Les querelles continuèrent au sujet de la propriété du bois, du passage sans autorisation sur les réserves du moulin et de l’élection des candidats à l’Assemblée. La rivalité fut particulièrement âpre au cours des « élections mouvementées » de 1842–1843 dans le comté de Northumberland, alors que Cunard appuya John Thomas Williston et que Rankin soutint John Ambrose Street. De 500 à 1 000 hommes se battirent durant ces campagnes électorales et des troupes furent finalement dépêchées pour rétablir l’ordre. L’élection de Street fut une autre défaite pour Cunard.

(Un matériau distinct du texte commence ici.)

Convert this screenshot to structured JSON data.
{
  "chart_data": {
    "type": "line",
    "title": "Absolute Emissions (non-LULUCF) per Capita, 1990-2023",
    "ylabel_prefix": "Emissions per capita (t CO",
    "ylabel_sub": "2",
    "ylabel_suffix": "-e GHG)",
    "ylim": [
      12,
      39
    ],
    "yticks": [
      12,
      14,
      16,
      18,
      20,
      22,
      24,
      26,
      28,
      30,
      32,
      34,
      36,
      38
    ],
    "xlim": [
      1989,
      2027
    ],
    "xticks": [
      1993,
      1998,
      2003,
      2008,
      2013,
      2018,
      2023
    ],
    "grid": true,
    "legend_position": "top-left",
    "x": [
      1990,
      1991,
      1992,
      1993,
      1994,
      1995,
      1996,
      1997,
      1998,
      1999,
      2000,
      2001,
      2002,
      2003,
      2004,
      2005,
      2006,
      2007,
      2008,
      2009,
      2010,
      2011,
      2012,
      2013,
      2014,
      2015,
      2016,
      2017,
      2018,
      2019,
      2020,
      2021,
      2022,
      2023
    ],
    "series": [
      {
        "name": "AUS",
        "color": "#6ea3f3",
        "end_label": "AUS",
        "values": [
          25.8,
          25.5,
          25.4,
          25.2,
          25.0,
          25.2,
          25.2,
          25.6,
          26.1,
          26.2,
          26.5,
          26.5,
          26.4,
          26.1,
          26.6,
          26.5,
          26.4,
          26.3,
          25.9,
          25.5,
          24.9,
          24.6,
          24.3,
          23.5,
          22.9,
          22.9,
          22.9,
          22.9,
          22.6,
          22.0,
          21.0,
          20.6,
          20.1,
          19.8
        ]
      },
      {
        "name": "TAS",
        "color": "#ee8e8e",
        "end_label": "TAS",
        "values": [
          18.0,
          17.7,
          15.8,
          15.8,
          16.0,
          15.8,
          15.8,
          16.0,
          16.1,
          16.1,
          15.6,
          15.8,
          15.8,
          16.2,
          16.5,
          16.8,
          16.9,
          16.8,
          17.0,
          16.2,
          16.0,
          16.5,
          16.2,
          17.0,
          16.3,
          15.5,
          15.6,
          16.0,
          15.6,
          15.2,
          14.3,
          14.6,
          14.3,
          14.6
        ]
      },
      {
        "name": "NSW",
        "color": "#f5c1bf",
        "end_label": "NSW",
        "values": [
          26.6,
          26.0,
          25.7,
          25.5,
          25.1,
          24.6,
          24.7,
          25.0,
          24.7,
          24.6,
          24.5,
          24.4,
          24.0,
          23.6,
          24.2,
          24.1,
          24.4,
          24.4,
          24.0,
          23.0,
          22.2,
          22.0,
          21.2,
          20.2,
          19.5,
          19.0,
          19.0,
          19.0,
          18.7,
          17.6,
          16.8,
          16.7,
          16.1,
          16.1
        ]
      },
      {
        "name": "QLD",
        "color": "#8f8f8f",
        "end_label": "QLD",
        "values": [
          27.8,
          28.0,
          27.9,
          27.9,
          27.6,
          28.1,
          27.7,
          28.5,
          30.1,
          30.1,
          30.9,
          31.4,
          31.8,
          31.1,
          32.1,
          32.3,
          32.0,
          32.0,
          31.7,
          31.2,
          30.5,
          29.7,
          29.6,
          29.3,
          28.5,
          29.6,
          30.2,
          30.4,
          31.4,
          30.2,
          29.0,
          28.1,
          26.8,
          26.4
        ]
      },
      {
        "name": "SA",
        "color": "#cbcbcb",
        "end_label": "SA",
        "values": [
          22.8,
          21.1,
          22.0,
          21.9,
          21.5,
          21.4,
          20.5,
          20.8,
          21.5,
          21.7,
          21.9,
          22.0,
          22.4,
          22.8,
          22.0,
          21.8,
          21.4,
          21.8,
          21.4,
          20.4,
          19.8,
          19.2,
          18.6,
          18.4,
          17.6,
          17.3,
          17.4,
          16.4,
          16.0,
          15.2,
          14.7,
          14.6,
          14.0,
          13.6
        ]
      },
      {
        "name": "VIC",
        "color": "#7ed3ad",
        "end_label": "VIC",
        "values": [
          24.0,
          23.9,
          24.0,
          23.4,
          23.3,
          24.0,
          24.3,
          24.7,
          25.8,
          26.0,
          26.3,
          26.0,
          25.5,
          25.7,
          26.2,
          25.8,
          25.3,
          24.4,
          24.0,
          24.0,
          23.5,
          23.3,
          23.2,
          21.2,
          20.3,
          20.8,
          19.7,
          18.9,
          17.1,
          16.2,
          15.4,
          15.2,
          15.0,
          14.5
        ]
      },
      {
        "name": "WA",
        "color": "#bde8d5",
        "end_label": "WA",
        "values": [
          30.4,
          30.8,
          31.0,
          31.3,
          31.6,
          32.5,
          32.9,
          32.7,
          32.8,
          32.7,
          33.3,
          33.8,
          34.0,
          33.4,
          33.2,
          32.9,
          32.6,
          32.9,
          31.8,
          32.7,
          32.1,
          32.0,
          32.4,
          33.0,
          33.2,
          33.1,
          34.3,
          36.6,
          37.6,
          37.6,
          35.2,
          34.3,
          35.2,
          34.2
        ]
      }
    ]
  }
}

L’imprudence de Cunard et la très grande expansion de ses affaires lui valurent des ennuis continuels. En 1842, les Cunard furent menacés de faillite. Au même moment, le gouvernement provincial prit des mesures contre Joseph Cunard pour l’obliger à régler ses comptes avec le gouvernement. Le Conseil exécutif nomma un comité afin d’enquêter sur ses dettes ; il recommanda que Cunard dépose une garantie de £3 000 et qu’on lui remette son bois, qui avait été plus tôt saisi. Il recommanda également qu’une enquête soit menée sur la conduite de l’arpenteur adjoint dans la région, Michael Carruthers, qui semblait avoir agi dans le dessein de nuire aux affaires de Cunard pour le bénéfice de Gilmour, Rankin, and Company. Carruthers fut plus tard éloigné du comté. Cunard réussit à passer à travers les difficultés, mais en 1847 il fut incapable de faire honneur à ses obligations. Les conditions économiques à la baisse, la dure concurrence de Gilmour, Rankin, and Company, et l’expansion imprudente de ses entreprises, jouèrent un rôle dans sa dégringolade. En novembre 1847, il se déclara en faillite. La panique s’ensuivit à Chatham où des centaines d’hommes dépendaient de Cunard pour leur travail. Une foule en colère l’affronta dans les rues au cri de « Tirez sur Cunard » mais, portant deux pistolets à ses bottes, Cunard ne recula pas d’une semelle et il aurait demandé : « Montrez-moi donc celui qui tirera sur Cunard. » Et la foule se dispersa. D’après les journaux, entre 500 et 1 000 personnes tombèrent en chômage par suite de la faillite de Cunard et plusieurs quittèrent la région afin de trouver du travail ailleurs. Un certain nombre de petites entreprises de la région se déclarèrent aussi en faillite. Le commerce du bois de la région de la Miramichi périclita pendant plusieurs années, en partie à cause de la faillite de Cunard, mais la construction navale reprit et connut une expansion considérable dans les années 1850.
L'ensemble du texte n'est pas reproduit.